‘Jenifer Dreams in English’
Review by Sarit Shapira in ‘Jerusalem’ Newspaper
November 11th, 1988 of a solo exhibition in the gallery of the Art department of Bezalel Academy, Jerusalem
On a piece of raw canvas hung at the center of the exhibition, and on seven pieces of brown paper on the walls alongside, Jenifer Bar Lev draws stories. In graphic letters and in English, she writes short texts describing and detailing activities, objects and characterizations.
The documentary-reportage style of these texts is somewhat reminiscent of the style of Borges’ stories.
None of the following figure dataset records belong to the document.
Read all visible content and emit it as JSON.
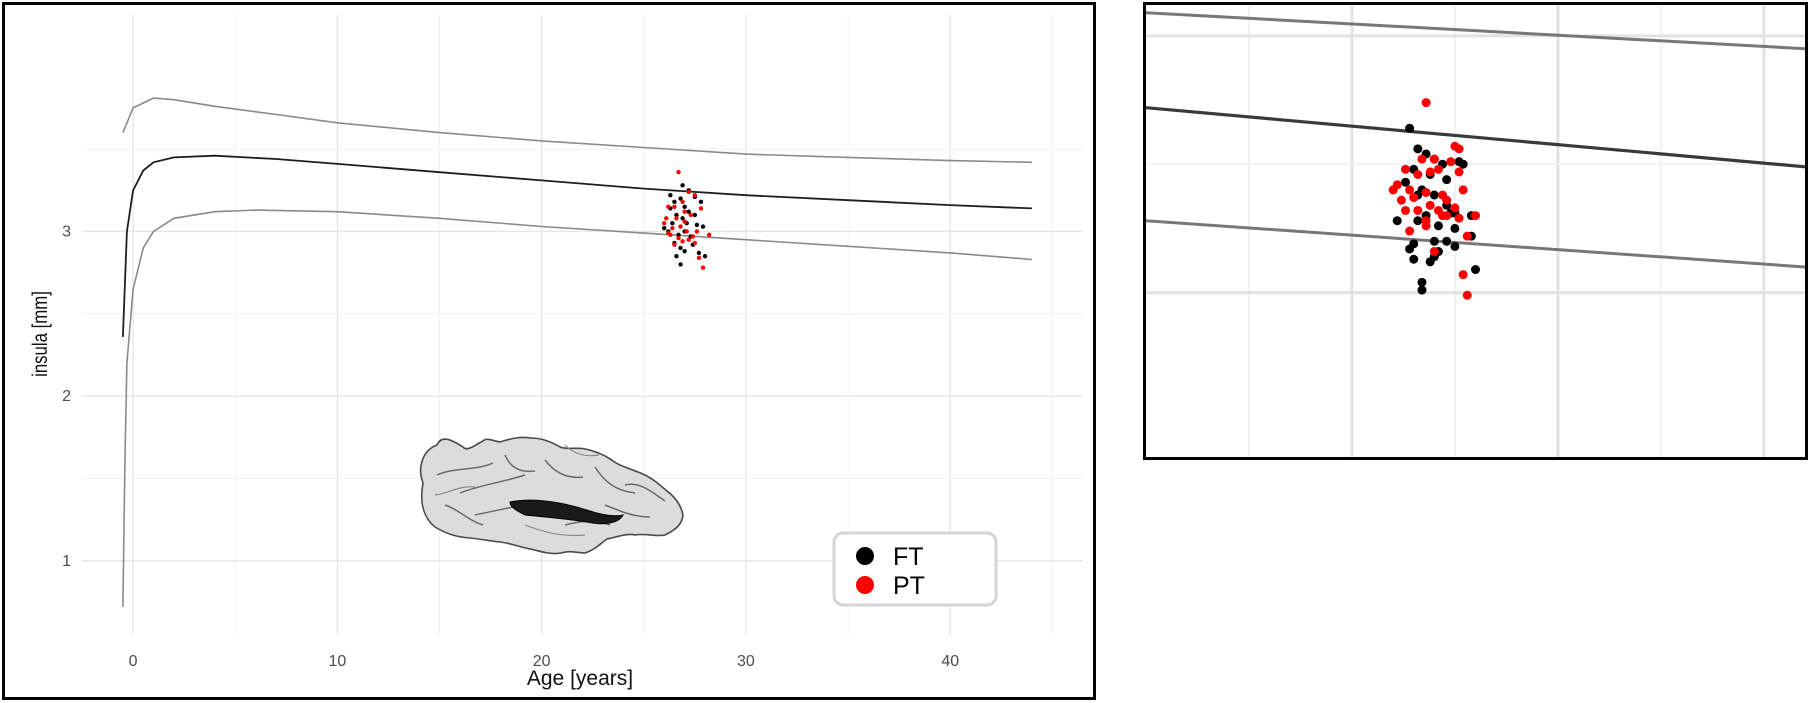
{
  "chart_data": [
    {
      "type": "scatter",
      "xlabel": "Age [years]",
      "ylabel": "insula [mm]",
      "xlim": [
        -2.5,
        46.5
      ],
      "ylim": [
        0.55,
        3.95
      ],
      "x_ticks": [
        "0",
        "10",
        "20",
        "30",
        "40"
      ],
      "x_tick_values": [
        0,
        10,
        20,
        30,
        40
      ],
      "y_ticks": [
        "1",
        "2",
        "3"
      ],
      "y_tick_values": [
        1,
        2,
        3
      ],
      "grid": true,
      "legend_position": "bottom-right",
      "legend": [
        {
          "label": "FT",
          "color": "#000000"
        },
        {
          "label": "PT",
          "color": "#ff0000"
        }
      ],
      "curves": [
        {
          "role": "upper",
          "color": "#8a8a8a",
          "points": [
            [
              -0.5,
              3.6
            ],
            [
              0,
              3.75
            ],
            [
              1,
              3.81
            ],
            [
              2,
              3.8
            ],
            [
              4,
              3.76
            ],
            [
              7,
              3.71
            ],
            [
              10,
              3.66
            ],
            [
              15,
              3.6
            ],
            [
              20,
              3.55
            ],
            [
              25,
              3.51
            ],
            [
              30,
              3.47
            ],
            [
              35,
              3.45
            ],
            [
              40,
              3.43
            ],
            [
              44,
              3.42
            ]
          ]
        },
        {
          "role": "median",
          "color": "#1e1e1e",
          "points": [
            [
              -0.5,
              2.36
            ],
            [
              -0.3,
              3.0
            ],
            [
              0,
              3.25
            ],
            [
              0.5,
              3.37
            ],
            [
              1,
              3.42
            ],
            [
              2,
              3.45
            ],
            [
              4,
              3.46
            ],
            [
              7,
              3.44
            ],
            [
              10,
              3.41
            ],
            [
              15,
              3.36
            ],
            [
              20,
              3.31
            ],
            [
              25,
              3.26
            ],
            [
              30,
              3.22
            ],
            [
              35,
              3.19
            ],
            [
              40,
              3.16
            ],
            [
              44,
              3.14
            ]
          ]
        },
        {
          "role": "lower",
          "color": "#8a8a8a",
          "points": [
            [
              -0.5,
              0.72
            ],
            [
              -0.4,
              1.6
            ],
            [
              -0.3,
              2.2
            ],
            [
              0,
              2.65
            ],
            [
              0.5,
              2.9
            ],
            [
              1,
              3.0
            ],
            [
              2,
              3.08
            ],
            [
              4,
              3.12
            ],
            [
              6,
              3.13
            ],
            [
              10,
              3.12
            ],
            [
              15,
              3.08
            ],
            [
              20,
              3.03
            ],
            [
              25,
              2.99
            ],
            [
              30,
              2.95
            ],
            [
              35,
              2.91
            ],
            [
              40,
              2.87
            ],
            [
              44,
              2.83
            ]
          ]
        }
      ],
      "series": [
        {
          "name": "FT",
          "color": "#000000",
          "points": [
            [
              26.3,
              3.22
            ],
            [
              26.5,
              3.18
            ],
            [
              26.8,
              3.2
            ],
            [
              27.0,
              3.15
            ],
            [
              27.2,
              3.12
            ],
            [
              26.9,
              3.08
            ],
            [
              26.6,
              3.1
            ],
            [
              27.5,
              3.21
            ],
            [
              27.8,
              3.18
            ],
            [
              26.4,
              3.05
            ],
            [
              26.2,
              3.0
            ],
            [
              26.7,
              2.98
            ],
            [
              27.1,
              3.05
            ],
            [
              27.3,
              2.97
            ],
            [
              27.6,
              3.04
            ],
            [
              27.9,
              3.03
            ],
            [
              26.5,
              2.93
            ],
            [
              26.8,
              2.9
            ],
            [
              27.0,
              2.88
            ],
            [
              27.4,
              2.92
            ],
            [
              27.7,
              2.87
            ],
            [
              26.6,
              2.85
            ],
            [
              26.8,
              2.8
            ],
            [
              28.0,
              2.85
            ],
            [
              26.0,
              3.02
            ],
            [
              27.2,
              3.25
            ],
            [
              26.9,
              3.28
            ],
            [
              27.5,
              3.1
            ],
            [
              26.3,
              3.14
            ],
            [
              27.0,
              3.0
            ]
          ]
        },
        {
          "name": "PT",
          "color": "#ff0000",
          "points": [
            [
              26.7,
              3.36
            ],
            [
              27.2,
              3.24
            ],
            [
              27.5,
              3.22
            ],
            [
              26.2,
              3.15
            ],
            [
              26.5,
              3.15
            ],
            [
              27.0,
              3.12
            ],
            [
              27.8,
              3.14
            ],
            [
              26.1,
              3.08
            ],
            [
              26.6,
              3.08
            ],
            [
              27.3,
              3.1
            ],
            [
              26.0,
              3.05
            ],
            [
              26.4,
              3.02
            ],
            [
              26.8,
              3.03
            ],
            [
              27.1,
              3.0
            ],
            [
              27.6,
              3.0
            ],
            [
              26.3,
              2.98
            ],
            [
              26.7,
              2.96
            ],
            [
              27.2,
              2.95
            ],
            [
              27.5,
              2.93
            ],
            [
              26.5,
              2.92
            ],
            [
              26.9,
              2.94
            ],
            [
              27.4,
              2.97
            ],
            [
              28.2,
              2.98
            ],
            [
              27.7,
              2.84
            ],
            [
              27.9,
              2.78
            ],
            [
              26.9,
              3.18
            ],
            [
              27.0,
              3.06
            ],
            [
              26.2,
              2.99
            ]
          ]
        }
      ]
    },
    {
      "type": "scatter",
      "xlim": [
        20,
        36
      ],
      "ylim": [
        2.68,
        3.56
      ],
      "grid": true,
      "curves": [
        {
          "role": "upper",
          "color": "#777777",
          "points": [
            [
              20,
              3.545
            ],
            [
              36,
              3.475
            ]
          ]
        },
        {
          "role": "median",
          "color": "#3a3a3a",
          "points": [
            [
              20,
              3.36
            ],
            [
              36,
              3.245
            ]
          ]
        },
        {
          "role": "lower",
          "color": "#777777",
          "points": [
            [
              20,
              3.14
            ],
            [
              36,
              3.05
            ]
          ]
        }
      ],
      "series": [
        {
          "name": "FT",
          "color": "#000000",
          "points": [
            [
              26.4,
              3.32
            ],
            [
              26.6,
              3.28
            ],
            [
              26.8,
              3.27
            ],
            [
              27.0,
              3.26
            ],
            [
              27.2,
              3.25
            ],
            [
              26.5,
              3.24
            ],
            [
              26.9,
              3.23
            ],
            [
              27.3,
              3.22
            ],
            [
              27.6,
              3.255
            ],
            [
              27.7,
              3.25
            ],
            [
              26.3,
              3.215
            ],
            [
              26.7,
              3.2
            ],
            [
              27.0,
              3.19
            ],
            [
              26.6,
              3.19
            ],
            [
              27.3,
              3.17
            ],
            [
              27.5,
              3.155
            ],
            [
              27.9,
              3.15
            ],
            [
              27.4,
              3.155
            ],
            [
              26.8,
              3.15
            ],
            [
              26.1,
              3.14
            ],
            [
              26.6,
              3.14
            ],
            [
              27.1,
              3.13
            ],
            [
              27.5,
              3.125
            ],
            [
              26.5,
              3.095
            ],
            [
              27.0,
              3.1
            ],
            [
              27.3,
              3.1
            ],
            [
              27.9,
              3.11
            ],
            [
              26.4,
              3.085
            ],
            [
              26.5,
              3.065
            ],
            [
              26.9,
              3.06
            ],
            [
              27.5,
              3.09
            ],
            [
              28.0,
              3.045
            ],
            [
              26.7,
              3.02
            ],
            [
              26.7,
              3.005
            ],
            [
              27.1,
              3.08
            ],
            [
              27.0,
              3.07
            ]
          ]
        },
        {
          "name": "PT",
          "color": "#ff0000",
          "points": [
            [
              26.8,
              3.37
            ],
            [
              27.5,
              3.285
            ],
            [
              27.6,
              3.28
            ],
            [
              26.7,
              3.26
            ],
            [
              27.0,
              3.26
            ],
            [
              27.4,
              3.255
            ],
            [
              26.3,
              3.24
            ],
            [
              26.6,
              3.23
            ],
            [
              26.9,
              3.235
            ],
            [
              27.1,
              3.24
            ],
            [
              27.6,
              3.235
            ],
            [
              26.1,
              3.21
            ],
            [
              26.4,
              3.2
            ],
            [
              26.8,
              3.195
            ],
            [
              27.2,
              3.19
            ],
            [
              27.3,
              3.18
            ],
            [
              27.7,
              3.2
            ],
            [
              26.0,
              3.2
            ],
            [
              26.2,
              3.18
            ],
            [
              26.5,
              3.185
            ],
            [
              26.9,
              3.17
            ],
            [
              27.1,
              3.16
            ],
            [
              27.5,
              3.165
            ],
            [
              27.6,
              3.145
            ],
            [
              26.3,
              3.16
            ],
            [
              26.6,
              3.16
            ],
            [
              27.3,
              3.15
            ],
            [
              26.8,
              3.14
            ],
            [
              27.2,
              3.15
            ],
            [
              28.0,
              3.15
            ],
            [
              26.4,
              3.12
            ],
            [
              27.8,
              3.11
            ],
            [
              26.8,
              3.13
            ],
            [
              27.7,
              3.035
            ],
            [
              27.8,
              2.995
            ],
            [
              27.0,
              3.08
            ]
          ]
        }
      ]
    }
  ]
}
There is much of the fantastic in their content as well: a report of a meeting with a dead girlfriend in a cafe, a verbal description of an artist’s workbox, which reminds the viewer of a box of wonders; the story of a scene of confession before a priest, which suddenly turns into an apocalyptic event, accompanied by feelings of guilt, shame etc…Memories of feelings, desires, nightmares and fantasies are presented in a verbal narrative which attempts to preserve a logical, clear and realistic continuum. The texts can be read as the report of an hypnotic event, or as the description of a dream. Thus Bar Lev’s work can be considered as the latest, critical border of surrealistic automatic writing, or, more generally, as the continuation of the surrealist tradition which wishes to communicate irrational worlds by means of an expression which is ostensibly organized and regulated in a clear and logical manner. More than just a report and documentation of a memory or a dream, there is in each of her texts the use of feminine terminology, which creates a soft literary impression, sensual and dreamy.
Because Bar Lev’s narrative texts are presented as visual objects, it is worth while to examine their degree of relevance to certain tendancies in contemporary plastic arts. Conceptual artists such as Kosuth, or Barbara Kruger, hung on gallery walls various verbal delarations, sentances, definitions and texts.But for Bar Lev’s texts, which transmit in an ostensibly objective fashion short fictional plots, there is a special place in Post-Modern art, or to be exact, Neo-Conceptual art. Horrible, fictive, mythic descriptions, connected to repressed desires, have become a frequent element within the range of subject of the New Painting. Similar expressions of irrational worlds appear as part of dramatic, staged scenes, and very often the fictionality of the event is emphasized by the kind of technical adaptation which characterizes the written and the visual media: the processing of the work as a poster, as for example in the work of Polke or Immendorf, or the processing of the image as it would appear on a television screen, as in the paintings of Eric Fischl (‘Bad Boy’).
Bar Lev evokes worlds of anxiety, fantasy and dark urges through the layout and the rules of an innocent literary text. In one of her works she even emphasizes the fictionality of the event, when the text, which began as a general description of amputation of limbs, knives, blood and screaming, ends with the words: ‘then someone said, never mind, its just a TV show, anyway. Whereas the artists who returned to painting convey their expressivity through the painterly gesture, and in painterly images, Bar Lev prefers to describe them in words and thus to create them in a more open fashion in the mind of the viewer. The difficulty of formal actualization of an imaginary event is expressed by the placement of the text on the paper. In the works on paper Bar Lev painted the area around the text black, making a kind of frame of straight-edged escalating steps. Some of the words are emphasized in red with no ostensible connection to the dynamics or the inner logic of the verbal text. This emphasis turns those words into a pattern of formal, visual rythym, and simultaneously it directs the viewer to the vocal rythym of pauses, emphases, etc. which is created in the mind of the reader-viewer. Neither are these emphases connected to the information conveyed by the text. To the viewer it may seem that Bar Lev prefers the visual design over the inner affect-content of the text, because, occasionally, with no connection to the verbal continuity, she severs a certain word and continues the letters on the next line in order to make the text conform to the formal composition. Thus an inner conflict is created in the works, an irreconcilability between one direction which aims to preserve the development and the inner emotive depth of the text, and a different development which as if prefers design, style. This dissociation can for a moment be seen as the weak point of the works. However, in my opinion, this inner dissociation is an integral part of the anatomy of Neo-Conceptual art. An art which uses language and style which as if express inner contents and simultaneously uses a style which cancels out any possibility of ‘really’ reading these contents.